Google is going to have the same problem with the Nexus tablet. It’s unclear if Google Play can provide enough back-end revenue to support a low price for the Nexus Tab. It’s rumored to retail for $ 199 to $ 249, providing a Honeycomb (or even Jelly Bean) alternative to the Kindle Fire. Today’s rumor peg the device with a top-of-the-line Tegra 3 SoC and a quality screen. These are not inexpensive parts like Amazon uses in the Kindle Fire. Samsung sells its less capable Galaxy Tab 7.0 for $ 349. But without wireless connectivity, the only advantage Google has will be price. Without a low price and wireless connectivity, the Google Nexus Tablet will be just another also-ran Android tab.
Hey guys! In this video I talk about The Samsung Galaxy S 3 and, at this point, what we think is going to be on it. Release date should be around Q 1 or Q 2 and be debuted at the mobile world congress. PLEASE CONTACT ME VIA EMAIL (OwenKnowsTech@gmail.com) FOR ANY MARKETING OR SPONSORSHIP…
Video Rating: 3 / 5
Incoming search terms:
- Powered by Article Dashboard consumer credit
- powered by SMF back pain
- Powered by Article Dashboard fact
- Published News Upcoming News Submit a New Story Groups pain lower back
- powered by SMF free star graphics
- powered by SMF star graphics
- Powered by Article Dashboard how to relieve lower back pain
- Published News Upcoming News Submit a New Story Groups lower back pain symbol
- powered by SMF tagged graphics
- Published News Upcoming News Submit a New Story Groups free star graphics
I’m personally waiting for some of LG’s, shall we say, more ambitious handsets to make to their way to our shores, but until that happens, we’ll have to make do with devices like the LG Lucid 4G.
This Verizon-bound handset was first spotted a few weeks back a long with an unconfirmed list of specs, but a newly-leaked LG document has confirmed the goodies to come nestled in the mid-range device.
Originally known as the Cayman, the seemingly Gingerbread-powered Lucid 4G will indeed sport an unnamed 1.2GHz processor, 8GB of internal memory, and a 4-inch WVGA NOVA display swathed in a protective layer of Gorilla Glass. Oh, and who could forget its support for Verizon’s 4G LTE network, and the ability to share that high-speed connection with up to 10 additional devices. All of that (plus a 1700 mAh battery) is going to be crammed into a frame that’s .45-inches (11.4mm) thick, so it’s shaping up to be a bit of a handful too.

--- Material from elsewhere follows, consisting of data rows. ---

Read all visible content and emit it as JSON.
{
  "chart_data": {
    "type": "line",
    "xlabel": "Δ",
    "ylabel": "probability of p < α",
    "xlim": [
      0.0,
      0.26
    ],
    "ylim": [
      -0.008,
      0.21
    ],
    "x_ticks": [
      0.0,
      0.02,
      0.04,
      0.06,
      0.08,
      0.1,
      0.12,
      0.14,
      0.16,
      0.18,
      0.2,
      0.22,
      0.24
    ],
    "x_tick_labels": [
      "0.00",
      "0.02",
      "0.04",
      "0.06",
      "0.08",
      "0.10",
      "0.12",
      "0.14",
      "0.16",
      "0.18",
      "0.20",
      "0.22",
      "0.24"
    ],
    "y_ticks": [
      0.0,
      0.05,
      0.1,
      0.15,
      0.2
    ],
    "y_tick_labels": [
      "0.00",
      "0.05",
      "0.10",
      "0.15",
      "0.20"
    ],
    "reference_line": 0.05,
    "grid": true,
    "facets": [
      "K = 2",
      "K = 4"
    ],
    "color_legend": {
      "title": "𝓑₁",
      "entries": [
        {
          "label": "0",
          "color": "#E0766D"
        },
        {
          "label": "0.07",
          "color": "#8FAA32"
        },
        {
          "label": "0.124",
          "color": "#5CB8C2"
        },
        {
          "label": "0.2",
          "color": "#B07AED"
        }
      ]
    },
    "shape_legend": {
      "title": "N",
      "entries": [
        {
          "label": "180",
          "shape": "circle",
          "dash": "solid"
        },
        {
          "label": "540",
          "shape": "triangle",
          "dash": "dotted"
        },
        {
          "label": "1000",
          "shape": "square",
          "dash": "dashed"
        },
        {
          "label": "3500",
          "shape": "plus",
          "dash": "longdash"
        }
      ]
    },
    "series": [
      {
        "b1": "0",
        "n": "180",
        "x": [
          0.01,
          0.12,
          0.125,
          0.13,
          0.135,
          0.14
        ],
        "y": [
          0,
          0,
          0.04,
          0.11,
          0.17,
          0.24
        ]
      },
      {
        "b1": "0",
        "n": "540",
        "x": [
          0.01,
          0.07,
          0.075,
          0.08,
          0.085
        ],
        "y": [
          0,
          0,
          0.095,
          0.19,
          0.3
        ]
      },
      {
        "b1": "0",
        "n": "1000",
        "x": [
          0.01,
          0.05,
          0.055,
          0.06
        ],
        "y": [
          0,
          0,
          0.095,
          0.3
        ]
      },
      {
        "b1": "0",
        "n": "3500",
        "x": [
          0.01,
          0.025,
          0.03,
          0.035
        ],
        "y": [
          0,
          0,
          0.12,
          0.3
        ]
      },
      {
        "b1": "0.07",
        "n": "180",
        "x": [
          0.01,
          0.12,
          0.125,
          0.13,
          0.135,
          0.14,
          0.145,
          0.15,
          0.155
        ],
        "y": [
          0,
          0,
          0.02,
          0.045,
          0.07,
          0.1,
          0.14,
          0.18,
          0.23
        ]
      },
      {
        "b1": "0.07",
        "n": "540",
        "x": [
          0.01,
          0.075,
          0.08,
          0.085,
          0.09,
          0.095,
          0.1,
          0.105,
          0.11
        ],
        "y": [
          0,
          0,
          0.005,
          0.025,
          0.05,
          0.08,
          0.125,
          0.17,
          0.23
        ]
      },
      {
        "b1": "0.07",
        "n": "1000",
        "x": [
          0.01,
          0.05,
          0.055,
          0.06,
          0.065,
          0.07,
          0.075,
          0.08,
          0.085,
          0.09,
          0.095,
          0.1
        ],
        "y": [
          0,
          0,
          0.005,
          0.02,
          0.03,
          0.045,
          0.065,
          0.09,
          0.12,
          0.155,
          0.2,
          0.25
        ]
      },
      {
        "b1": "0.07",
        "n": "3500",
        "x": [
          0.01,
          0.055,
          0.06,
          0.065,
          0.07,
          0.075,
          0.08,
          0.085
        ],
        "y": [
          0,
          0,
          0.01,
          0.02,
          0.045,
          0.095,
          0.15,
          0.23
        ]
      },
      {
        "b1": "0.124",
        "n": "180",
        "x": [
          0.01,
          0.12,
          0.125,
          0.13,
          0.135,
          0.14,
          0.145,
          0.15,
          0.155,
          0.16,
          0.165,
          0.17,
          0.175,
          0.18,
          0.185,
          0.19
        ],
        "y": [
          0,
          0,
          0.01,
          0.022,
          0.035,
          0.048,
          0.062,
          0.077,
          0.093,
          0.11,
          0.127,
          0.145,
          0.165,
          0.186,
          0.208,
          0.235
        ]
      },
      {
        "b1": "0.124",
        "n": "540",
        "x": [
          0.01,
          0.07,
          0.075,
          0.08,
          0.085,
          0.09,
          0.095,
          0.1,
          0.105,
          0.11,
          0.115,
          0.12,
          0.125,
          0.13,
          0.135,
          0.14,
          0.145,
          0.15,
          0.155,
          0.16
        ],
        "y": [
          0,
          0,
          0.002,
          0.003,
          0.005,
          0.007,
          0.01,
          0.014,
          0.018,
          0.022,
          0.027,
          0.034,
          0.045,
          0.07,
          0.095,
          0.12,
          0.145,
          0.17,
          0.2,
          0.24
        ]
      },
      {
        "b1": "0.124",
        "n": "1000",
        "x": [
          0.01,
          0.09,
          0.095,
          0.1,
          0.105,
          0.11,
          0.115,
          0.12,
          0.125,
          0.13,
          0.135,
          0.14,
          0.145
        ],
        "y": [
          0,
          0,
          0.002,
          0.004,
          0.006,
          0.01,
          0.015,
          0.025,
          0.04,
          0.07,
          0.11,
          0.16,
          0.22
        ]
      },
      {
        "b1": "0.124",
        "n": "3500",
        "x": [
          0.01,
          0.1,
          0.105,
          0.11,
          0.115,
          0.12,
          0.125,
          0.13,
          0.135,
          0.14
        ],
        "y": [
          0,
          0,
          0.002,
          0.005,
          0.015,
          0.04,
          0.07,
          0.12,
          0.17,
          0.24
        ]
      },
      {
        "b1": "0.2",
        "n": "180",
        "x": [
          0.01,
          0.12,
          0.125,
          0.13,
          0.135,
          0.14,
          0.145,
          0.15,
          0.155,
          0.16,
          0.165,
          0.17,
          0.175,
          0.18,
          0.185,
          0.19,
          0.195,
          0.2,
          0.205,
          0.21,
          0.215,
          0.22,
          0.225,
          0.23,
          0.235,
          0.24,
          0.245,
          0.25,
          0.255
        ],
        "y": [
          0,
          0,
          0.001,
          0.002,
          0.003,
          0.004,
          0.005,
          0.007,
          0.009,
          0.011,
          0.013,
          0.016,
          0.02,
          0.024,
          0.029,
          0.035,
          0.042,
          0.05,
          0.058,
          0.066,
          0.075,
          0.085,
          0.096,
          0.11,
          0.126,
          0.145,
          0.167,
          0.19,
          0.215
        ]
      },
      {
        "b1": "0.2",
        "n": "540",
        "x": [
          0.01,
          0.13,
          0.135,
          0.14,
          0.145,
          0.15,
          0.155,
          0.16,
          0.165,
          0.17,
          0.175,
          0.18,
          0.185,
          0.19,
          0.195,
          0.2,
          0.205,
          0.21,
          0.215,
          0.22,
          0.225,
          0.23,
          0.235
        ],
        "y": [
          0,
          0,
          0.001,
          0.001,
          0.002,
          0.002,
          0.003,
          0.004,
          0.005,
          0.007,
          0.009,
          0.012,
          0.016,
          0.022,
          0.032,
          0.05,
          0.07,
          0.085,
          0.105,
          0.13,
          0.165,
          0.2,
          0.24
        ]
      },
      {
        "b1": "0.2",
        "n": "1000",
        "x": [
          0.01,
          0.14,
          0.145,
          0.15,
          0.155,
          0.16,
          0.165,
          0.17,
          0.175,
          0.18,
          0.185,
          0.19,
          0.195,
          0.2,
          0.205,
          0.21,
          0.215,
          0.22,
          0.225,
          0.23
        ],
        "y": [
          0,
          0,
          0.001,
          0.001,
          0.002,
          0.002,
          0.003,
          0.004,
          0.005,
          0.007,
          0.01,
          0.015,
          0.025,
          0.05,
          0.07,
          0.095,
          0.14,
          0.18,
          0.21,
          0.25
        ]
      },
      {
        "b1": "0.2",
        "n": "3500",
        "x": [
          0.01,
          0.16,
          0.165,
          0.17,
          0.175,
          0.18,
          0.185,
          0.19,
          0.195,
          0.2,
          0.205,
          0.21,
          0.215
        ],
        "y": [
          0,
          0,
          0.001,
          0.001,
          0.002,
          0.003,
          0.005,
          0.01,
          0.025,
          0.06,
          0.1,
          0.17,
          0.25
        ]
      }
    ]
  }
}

As is usually the case, the Lucid’s middling specs are expected to be accompanied a low price tag, though how low is still in the air. Given that the 2-month old LG Spectrum still runs users around $ 200 (depending on the deal you’re able to nab), I think it’s very likely we’ll see this thing debut in the $ 99 to $ 129 range — any higher and the companies and involved are kidding themselves.
I don’t see much appeal in this little guy, but it could buck expectations and turn out to be a solid little mid-range smartphone. Recent reports put the Lucid’s release date near the end of this month, but I’d advise you to hold off for a bit — next month looks like when the real fun is set to start.